Here’s my point: in politics there are no straight lines. If there are, they always curve.

Southerners voted for the UNP. So did Northerners. Are we to call them cosmopolitans just because of that? By the same token, are we to consider those who voted for the SLFP from largely Green areas, the West and Uva in particular, as racists? Doesn’t the one intrude into the other, and doesn’t this therefore confirm the view that every party in every country has its share of racists, lotus-eaters, moderates, idealists, and anarchists?

Laksiri Fernando does not touch on this. Wisely. He instead infers, from the support given by the majority to the UNP, that the country is becoming moderate. This does not and nor will it ever erase the one or two exceptions that spout racialist rhetoric. Neither will it marginalise the “odd man out” among the two major parties, who affirms their economic and social principles while keeping his stance on race and religion out of it.

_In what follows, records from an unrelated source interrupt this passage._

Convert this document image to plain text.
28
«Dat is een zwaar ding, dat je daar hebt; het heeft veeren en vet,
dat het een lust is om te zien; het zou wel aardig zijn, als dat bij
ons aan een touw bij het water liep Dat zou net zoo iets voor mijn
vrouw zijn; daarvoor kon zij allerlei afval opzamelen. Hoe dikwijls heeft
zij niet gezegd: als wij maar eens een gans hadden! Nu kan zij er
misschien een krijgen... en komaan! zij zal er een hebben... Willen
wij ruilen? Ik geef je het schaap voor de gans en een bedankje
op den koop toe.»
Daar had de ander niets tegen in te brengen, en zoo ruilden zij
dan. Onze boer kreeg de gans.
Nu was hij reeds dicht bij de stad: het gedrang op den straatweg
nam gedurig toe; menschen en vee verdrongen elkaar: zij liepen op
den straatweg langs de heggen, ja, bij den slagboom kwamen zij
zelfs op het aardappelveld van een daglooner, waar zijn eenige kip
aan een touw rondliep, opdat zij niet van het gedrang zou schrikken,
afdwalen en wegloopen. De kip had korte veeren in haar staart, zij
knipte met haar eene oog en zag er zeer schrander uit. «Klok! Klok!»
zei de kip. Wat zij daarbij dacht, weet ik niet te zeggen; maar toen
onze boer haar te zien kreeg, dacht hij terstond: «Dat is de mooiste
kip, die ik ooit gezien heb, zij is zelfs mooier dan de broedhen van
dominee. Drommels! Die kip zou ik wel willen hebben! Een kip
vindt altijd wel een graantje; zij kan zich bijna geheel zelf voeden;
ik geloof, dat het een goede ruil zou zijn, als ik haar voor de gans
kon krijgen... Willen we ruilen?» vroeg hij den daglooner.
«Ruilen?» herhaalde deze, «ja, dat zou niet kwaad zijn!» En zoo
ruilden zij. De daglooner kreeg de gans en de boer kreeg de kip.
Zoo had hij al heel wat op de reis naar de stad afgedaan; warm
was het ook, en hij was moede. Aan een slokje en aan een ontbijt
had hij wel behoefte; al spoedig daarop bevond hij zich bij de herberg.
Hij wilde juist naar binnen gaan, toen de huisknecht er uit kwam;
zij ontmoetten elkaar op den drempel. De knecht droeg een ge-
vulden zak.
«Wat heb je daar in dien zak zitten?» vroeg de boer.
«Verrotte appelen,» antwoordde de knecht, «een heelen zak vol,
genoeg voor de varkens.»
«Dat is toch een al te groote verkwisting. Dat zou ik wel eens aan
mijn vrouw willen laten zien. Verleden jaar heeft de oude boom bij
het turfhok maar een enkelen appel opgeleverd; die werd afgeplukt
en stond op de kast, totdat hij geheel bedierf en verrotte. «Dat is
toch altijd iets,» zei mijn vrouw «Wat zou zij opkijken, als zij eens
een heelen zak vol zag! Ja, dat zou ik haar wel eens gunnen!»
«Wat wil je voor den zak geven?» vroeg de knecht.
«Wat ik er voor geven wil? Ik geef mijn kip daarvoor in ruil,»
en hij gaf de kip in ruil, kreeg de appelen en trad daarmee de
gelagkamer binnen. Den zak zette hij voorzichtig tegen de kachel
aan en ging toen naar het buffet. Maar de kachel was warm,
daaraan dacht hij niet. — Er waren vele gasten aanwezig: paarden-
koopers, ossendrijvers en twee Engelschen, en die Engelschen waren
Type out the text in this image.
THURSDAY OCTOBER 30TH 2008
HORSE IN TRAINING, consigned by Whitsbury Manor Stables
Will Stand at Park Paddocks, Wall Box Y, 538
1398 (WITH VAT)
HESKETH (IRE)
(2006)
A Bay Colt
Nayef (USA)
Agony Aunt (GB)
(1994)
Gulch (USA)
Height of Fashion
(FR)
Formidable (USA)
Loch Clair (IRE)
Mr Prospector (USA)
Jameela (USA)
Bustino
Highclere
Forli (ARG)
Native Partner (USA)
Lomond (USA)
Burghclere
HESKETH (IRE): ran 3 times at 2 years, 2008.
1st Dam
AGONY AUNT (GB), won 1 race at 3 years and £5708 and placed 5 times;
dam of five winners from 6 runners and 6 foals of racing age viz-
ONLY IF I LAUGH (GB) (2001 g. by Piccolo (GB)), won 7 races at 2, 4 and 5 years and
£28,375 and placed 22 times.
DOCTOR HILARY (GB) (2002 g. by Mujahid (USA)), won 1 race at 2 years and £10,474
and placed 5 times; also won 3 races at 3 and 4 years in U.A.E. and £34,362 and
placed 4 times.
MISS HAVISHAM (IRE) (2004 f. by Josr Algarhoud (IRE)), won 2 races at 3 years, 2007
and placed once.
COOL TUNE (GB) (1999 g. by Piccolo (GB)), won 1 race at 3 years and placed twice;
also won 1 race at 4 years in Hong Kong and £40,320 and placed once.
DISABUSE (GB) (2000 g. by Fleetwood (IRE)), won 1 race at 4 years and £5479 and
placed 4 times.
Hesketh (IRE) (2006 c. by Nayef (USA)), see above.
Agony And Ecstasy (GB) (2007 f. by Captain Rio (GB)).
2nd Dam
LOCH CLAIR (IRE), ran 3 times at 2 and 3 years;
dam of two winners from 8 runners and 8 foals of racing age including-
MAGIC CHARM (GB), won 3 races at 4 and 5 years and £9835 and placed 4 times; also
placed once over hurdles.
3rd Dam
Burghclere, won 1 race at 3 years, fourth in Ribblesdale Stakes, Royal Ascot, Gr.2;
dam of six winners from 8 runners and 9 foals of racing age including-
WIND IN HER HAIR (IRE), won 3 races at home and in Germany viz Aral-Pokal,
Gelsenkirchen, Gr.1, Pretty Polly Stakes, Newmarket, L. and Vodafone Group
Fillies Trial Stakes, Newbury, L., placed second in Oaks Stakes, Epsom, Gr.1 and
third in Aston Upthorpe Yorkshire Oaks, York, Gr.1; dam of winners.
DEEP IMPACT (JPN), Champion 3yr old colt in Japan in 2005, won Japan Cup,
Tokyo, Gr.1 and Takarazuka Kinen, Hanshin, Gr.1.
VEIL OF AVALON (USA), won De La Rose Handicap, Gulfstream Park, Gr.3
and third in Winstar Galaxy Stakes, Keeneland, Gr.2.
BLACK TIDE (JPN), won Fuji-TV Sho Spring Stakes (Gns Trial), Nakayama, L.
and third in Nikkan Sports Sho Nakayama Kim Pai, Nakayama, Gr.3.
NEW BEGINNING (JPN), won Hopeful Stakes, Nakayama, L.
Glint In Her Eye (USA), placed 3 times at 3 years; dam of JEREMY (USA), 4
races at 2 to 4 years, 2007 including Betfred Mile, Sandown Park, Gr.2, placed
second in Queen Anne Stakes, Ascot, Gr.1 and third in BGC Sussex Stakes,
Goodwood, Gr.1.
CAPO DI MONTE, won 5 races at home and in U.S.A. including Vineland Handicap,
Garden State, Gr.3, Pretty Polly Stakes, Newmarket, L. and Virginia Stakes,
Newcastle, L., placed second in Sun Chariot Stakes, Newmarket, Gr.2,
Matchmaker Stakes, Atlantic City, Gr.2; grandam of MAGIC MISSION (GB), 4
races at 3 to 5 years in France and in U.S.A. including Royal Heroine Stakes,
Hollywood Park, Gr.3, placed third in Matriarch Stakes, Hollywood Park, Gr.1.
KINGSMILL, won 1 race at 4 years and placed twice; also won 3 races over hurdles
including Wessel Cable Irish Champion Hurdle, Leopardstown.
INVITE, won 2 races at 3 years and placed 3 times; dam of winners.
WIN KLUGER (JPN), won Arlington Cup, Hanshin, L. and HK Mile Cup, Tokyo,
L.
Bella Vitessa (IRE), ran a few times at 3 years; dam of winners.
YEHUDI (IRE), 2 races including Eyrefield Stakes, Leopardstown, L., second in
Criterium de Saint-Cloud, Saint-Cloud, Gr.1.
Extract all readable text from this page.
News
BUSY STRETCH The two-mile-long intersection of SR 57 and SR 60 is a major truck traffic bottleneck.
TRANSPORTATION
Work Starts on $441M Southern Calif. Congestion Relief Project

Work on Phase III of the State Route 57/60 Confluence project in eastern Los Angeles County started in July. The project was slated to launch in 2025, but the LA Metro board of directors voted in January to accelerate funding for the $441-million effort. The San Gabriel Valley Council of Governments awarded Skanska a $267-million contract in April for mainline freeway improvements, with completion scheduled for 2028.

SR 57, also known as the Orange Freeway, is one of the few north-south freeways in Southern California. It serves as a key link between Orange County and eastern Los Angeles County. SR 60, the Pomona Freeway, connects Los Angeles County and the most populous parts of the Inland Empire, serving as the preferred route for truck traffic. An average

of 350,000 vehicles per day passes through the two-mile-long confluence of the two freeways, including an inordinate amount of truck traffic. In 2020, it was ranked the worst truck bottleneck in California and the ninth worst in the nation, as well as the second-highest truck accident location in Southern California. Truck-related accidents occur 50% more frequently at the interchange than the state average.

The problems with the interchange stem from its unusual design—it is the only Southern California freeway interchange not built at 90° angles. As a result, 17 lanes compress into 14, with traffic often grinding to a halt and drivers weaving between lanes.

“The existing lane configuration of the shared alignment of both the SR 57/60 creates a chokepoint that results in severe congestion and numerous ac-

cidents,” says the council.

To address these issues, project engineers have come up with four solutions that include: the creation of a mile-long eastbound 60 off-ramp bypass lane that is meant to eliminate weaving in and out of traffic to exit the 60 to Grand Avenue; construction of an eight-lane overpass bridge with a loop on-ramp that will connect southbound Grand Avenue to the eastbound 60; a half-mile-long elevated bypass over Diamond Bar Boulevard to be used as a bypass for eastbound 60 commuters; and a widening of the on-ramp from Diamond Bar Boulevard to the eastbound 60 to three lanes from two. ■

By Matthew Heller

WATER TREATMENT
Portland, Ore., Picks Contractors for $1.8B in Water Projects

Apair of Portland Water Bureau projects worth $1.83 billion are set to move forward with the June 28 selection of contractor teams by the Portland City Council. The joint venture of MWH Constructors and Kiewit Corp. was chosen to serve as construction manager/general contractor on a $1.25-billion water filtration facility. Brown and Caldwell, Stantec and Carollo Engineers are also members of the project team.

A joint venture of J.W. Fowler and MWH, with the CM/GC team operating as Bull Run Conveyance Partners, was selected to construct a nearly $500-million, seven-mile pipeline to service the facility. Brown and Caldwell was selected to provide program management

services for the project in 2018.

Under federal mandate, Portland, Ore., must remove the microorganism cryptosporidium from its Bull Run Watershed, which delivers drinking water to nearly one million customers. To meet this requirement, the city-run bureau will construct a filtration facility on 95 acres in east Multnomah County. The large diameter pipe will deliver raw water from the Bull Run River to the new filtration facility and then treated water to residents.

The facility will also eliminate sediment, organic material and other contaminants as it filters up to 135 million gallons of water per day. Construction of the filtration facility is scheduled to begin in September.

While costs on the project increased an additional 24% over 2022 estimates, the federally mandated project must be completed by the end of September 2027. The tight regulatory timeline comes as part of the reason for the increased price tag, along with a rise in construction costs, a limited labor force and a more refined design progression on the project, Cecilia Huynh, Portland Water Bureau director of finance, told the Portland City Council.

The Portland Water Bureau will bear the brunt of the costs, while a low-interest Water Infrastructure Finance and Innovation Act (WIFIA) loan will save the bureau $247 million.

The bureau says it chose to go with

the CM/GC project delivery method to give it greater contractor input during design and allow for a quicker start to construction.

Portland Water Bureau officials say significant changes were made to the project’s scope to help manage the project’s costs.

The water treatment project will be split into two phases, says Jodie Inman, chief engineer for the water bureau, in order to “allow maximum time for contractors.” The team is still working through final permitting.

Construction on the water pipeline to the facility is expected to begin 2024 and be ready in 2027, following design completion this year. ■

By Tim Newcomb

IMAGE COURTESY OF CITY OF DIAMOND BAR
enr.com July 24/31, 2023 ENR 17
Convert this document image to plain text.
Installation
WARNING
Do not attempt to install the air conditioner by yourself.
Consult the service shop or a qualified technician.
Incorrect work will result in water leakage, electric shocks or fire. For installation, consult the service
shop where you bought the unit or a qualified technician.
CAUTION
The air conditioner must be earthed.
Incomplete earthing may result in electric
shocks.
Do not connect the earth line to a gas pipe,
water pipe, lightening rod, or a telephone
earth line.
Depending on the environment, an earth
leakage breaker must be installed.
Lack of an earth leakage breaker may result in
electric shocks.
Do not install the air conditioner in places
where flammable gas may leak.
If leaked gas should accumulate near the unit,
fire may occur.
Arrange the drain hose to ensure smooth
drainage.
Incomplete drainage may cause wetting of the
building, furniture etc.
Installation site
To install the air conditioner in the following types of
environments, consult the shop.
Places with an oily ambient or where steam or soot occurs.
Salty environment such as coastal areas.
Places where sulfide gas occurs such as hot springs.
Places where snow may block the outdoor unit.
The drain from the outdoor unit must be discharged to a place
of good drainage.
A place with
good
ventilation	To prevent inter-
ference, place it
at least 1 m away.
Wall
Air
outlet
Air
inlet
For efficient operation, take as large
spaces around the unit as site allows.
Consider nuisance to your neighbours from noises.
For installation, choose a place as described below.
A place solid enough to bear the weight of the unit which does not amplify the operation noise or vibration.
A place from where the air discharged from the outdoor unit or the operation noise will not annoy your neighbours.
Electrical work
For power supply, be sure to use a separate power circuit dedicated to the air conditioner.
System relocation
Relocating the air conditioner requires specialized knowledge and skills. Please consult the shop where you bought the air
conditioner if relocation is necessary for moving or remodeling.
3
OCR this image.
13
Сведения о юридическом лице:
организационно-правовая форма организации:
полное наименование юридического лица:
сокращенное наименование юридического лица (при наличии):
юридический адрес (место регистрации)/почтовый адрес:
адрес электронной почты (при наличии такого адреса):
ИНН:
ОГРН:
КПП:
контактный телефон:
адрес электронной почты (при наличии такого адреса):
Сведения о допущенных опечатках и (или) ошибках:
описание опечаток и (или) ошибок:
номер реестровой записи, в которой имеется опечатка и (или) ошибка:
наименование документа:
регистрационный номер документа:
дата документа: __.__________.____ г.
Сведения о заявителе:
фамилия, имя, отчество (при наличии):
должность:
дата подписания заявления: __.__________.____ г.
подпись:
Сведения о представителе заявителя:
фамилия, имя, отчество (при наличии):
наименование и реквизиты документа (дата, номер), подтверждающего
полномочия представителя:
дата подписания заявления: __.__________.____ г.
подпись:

Both the presidential and parliamentary elections this year boded badly for the SLFP and UPFA. Defeat, however, comes in different shades. Speaking for myself, I don’t believe for one moment that every voter embraced cosmopolitanism, but I do concede that among the people who were swayed by the UNP’s bribe-budget and manifesto promises (largely economic, not racial), there would have been the unbiased nationalist, for whom race and religion don’t figure in as a mark of identity and for whom this became a reason to support the Greens. I am willing to bet, though, that this voter did not make up a majority.

The same can be said of the SLFP. Not everyone who turned or remained Blue in August was racist. Again, the voter would have been swayed by promises made in the manifesto. As such a more reasonable explication of the election would have been this: that people wanted change. No, not change based on each party’s position on race or religion, but change based on existing political structures and the fact that the UNP controlled the country’s propaganda machine.

There’s more.

Professor H. L. Seneviratne, writing on the 2005 presidential election (“A Jathika President or an Arthika President?”) observed quite correctly that those who propagated the myth that 1956 and its aftermath entailed (based on ethnic hegemony) caused the “most heinous crime” that what he calls the “theoretician elite” could commit. True, but as Malinda Seneviratne correctly countered this does not absolve the theoretician elite of the opposing side, i.e. those who were and are opposed to 1956, who in turn kowtowed to racialist populism at each and every opportune moment.

In other words, the elite of both parties, by concealing their racialist, supremacist base, tried to project themselves as “more friendly” towards an all-encompassing national identity which they never really stood for. Yes, we saw 1958 (the riots that is), but we also saw and remember 1977, 1983, and 1997 (the Kalutara prison riots). I believe this was and will continue to be reflected in statements such as those in the Facebook conversation I alluded to earlier.

To sum up: there are racists on both sides of the political equation, here and elsewhere, the reason being that they are human and hence frail. The most party politics can do is to split the racists into two camps, based not on racial outlook but ideological predilection dependent on other factors, economics included. That is why a person can “embrace” a cosmopolitan party, even one as cosmopolitan as Ranil Wickremesinghe’s UNP, without letting go of his or her racialist sentiments.

Yes, I agree this was (in part at least) due to 1956 and the empowerment given to Bandaranaike’s children (in a figurative sense), all of whom thought, owing to how both parties operated thereafter, that the UNP and SLFP considered obeisance to majoritarianism in SOME form a “given”. Part of the reason why we’ve never progressed since then is that we tend to embrace on-the-moment rhetoric, another “given” from both parties.

In the end we have only ourselves to blame. Not the politician, whether he or she be cosmopolitan or racist. The voter, hence, isn’t a mirror reflection of the voted. Never was, never will be. Sad, yes. But true.